CIDC will make a presentation to Indian Banks Association (IBA) on October 5 on the new grading system to encourage bankers to be more willing to extend loans to construction projects, CIDC director P R Swarup told PTI in an interview.
Later, presentations will also be made to foreign banks on the importance and need for investing more in construction projects to meet the immense requirements of the sector as also for their own survival and health, Swarup said.
"Investments in construction have a huge multiplier effect as they support many core industrieslike steel and cement," he said.
"The health of an economy can be gauged with the percentage of GDP going into construction sector." Banks and FIs have been traditionally reticent about investing in infrastructure projects as returns are very slow, Swarup said.

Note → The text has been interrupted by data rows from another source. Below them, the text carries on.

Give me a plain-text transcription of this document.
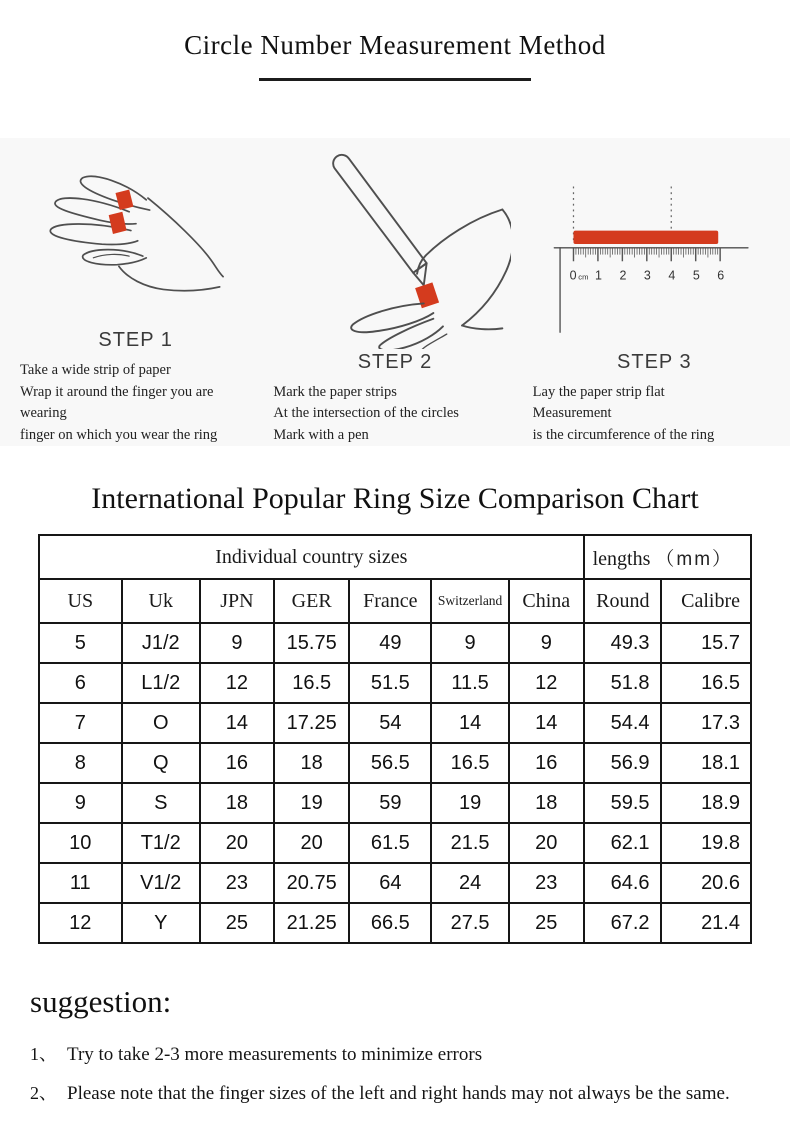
Circle Number Measurement Method
STEP 1
Take a wide strip of paper
Wrap it around the finger you are wearing
finger on which you wear the ring
STEP 2
Mark the paper strips
At the intersection of the circles
Mark with a pen
0 1 2 3 4 5 6
cm
STEP 3
Lay the paper strip flat
Measurement
is the circumference of the ring
International Popular Ring Size Comparison Chart
Individual country sizes							lengths （mm）	
US	Uk	JPN	GER	France	Switzerland	China	Round	Calibre
5	J1/2	9	15.75	49	9	9	49.3	15.7
6	L1/2	12	16.5	51.5	11.5	12	51.8	16.5
7	O	14	17.25	54	14	14	54.4	17.3
8	Q	16	18	56.5	16.5	16	56.9	18.1
9	S	18	19	59	19	18	59.5	18.9
10	T1/2	20	20	61.5	21.5	20	62.1	19.8
11	V1/2	23	20.75	64	24	23	64.6	20.6
12	Y	25	21.25	66.5	27.5	25	67.2	21.4
suggestion:
1、 Try to take 2-3 more measurements to minimize errors
2、 Please note that the finger sizes of the left and right hands may not always be the same.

"But banks have to realise that high-return, low maturity period loans in consumer goods are not sustainable unless they invest in infrastructure projects, which have the tendency of stirring up demand in other sectors," he said.
Although some kind of grading or pre-qualification system does exist, an all encompassing perspective of the entire project involving all players in the field is not available, Swarup said, adding the CIDC proposal aims to fill this gap.
Nearly 22 per cent of gross domestic product of the country is generated by construction industry, which employs about 10 per cent of the working population directly or indirectly, besides supporting many core industries like steel and cement, he said.